When \(\nabla \times \mathbf{g} \neq 0\), the measured center of mass field is not conservative—it cannot be perfectly integrated to give a single-valued phase. This happens due to:
Measurement noise: Random errors in center of mass detection
Sample rotation: Physical misalignment between scan and detector coordinates
Non-ideal imaging conditions: Aberrations, multiple scattering
Software like Ophus computes the curl and finds the optimal rotation angle where \(\nabla \times \mathbf{g}\) becomes minimized. This aligns the coordinate systems and removes systematic errors before phase integration.

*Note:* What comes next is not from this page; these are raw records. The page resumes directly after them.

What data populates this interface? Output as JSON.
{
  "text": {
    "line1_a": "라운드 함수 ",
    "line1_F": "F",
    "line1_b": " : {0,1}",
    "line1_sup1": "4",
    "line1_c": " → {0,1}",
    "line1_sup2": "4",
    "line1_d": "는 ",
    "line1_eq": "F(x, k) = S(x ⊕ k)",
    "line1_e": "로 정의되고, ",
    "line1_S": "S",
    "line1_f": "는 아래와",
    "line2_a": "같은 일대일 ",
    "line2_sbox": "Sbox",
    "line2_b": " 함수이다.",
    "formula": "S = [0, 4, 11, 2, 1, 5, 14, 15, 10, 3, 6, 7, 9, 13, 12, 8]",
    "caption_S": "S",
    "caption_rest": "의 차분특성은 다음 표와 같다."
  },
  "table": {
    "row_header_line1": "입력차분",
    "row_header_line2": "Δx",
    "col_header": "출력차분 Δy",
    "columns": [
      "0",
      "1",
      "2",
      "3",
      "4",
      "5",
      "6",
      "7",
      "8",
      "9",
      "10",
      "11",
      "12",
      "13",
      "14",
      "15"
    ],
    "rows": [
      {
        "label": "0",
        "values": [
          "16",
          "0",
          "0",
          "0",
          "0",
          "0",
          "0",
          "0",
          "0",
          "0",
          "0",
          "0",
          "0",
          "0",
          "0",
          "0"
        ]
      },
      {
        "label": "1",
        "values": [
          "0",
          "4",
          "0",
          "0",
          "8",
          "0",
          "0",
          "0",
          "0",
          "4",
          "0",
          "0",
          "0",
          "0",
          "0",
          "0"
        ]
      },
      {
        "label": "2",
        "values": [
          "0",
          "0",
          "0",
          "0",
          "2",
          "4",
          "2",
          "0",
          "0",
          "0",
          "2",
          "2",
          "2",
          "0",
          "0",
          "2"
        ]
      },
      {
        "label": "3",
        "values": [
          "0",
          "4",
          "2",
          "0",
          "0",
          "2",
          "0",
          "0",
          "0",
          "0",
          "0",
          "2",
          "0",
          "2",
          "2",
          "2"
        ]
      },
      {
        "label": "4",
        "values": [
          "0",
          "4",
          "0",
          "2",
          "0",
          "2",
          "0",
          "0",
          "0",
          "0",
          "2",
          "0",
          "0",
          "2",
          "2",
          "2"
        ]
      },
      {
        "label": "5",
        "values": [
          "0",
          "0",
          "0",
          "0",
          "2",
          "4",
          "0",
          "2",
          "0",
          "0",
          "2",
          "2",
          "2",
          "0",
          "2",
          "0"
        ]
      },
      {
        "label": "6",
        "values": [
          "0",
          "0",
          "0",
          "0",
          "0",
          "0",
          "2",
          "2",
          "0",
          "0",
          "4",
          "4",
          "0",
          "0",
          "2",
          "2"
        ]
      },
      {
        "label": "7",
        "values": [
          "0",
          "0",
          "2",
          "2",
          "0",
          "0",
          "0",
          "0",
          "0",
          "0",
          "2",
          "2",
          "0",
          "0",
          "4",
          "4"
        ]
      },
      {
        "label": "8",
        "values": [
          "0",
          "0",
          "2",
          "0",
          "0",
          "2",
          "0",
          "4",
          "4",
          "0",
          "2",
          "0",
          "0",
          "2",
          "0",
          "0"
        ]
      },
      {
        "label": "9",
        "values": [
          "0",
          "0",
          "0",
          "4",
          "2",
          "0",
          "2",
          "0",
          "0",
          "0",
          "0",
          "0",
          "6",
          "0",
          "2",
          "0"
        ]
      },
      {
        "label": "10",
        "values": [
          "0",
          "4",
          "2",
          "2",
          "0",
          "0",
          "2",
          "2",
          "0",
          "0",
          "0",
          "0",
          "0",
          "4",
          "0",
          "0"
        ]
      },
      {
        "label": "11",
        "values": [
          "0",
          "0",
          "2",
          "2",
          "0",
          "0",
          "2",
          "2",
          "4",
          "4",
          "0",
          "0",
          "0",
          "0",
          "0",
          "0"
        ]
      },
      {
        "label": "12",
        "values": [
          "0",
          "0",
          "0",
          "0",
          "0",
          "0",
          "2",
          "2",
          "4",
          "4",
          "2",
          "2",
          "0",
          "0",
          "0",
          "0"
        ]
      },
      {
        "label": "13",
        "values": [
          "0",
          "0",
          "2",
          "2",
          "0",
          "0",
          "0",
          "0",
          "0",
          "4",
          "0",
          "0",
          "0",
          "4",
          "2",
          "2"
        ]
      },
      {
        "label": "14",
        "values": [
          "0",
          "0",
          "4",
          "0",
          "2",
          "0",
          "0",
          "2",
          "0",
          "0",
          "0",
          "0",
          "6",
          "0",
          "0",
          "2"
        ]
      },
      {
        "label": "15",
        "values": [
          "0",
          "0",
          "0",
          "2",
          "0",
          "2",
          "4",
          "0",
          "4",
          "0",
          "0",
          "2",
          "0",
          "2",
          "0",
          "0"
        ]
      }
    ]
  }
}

- What is the phase from electrostatic potential?
The phase shift acquired by an electron passing through an electrostatic potential \(V(x,y,z)\) is:
\[\phi(x,y) = \sigma \int V(x,y,z)\,dz\]where \(\sigma\) is the interaction constant. This is the real-space reconstructed phase image that relates to the sample’s potential.
“Phase contrast” means large \(\phi\) corresponds to regions with stronger potential (higher atomic number \(Z\) or greater thickness).
- Properties of divergence and curl summary
Key identities:
\(\nabla \times (\nabla f) = \mathbf{0}\) — curl of a gradient is zero
\(\nabla \cdot (\nabla \times \mathbf{F}) = 0\) — divergence of a curl is zero
If \(\nabla \times \mathbf{F} = \mathbf{0}\) everywhere, then \(\mathbf{F} = \nabla \phi\) for some scalar \(\phi\) (conservative field)
These identities are fundamental to understanding why DPC works: we measure gradients (center of mass shifts) and integrate them back to get phase, but this only works perfectly when curl is zero.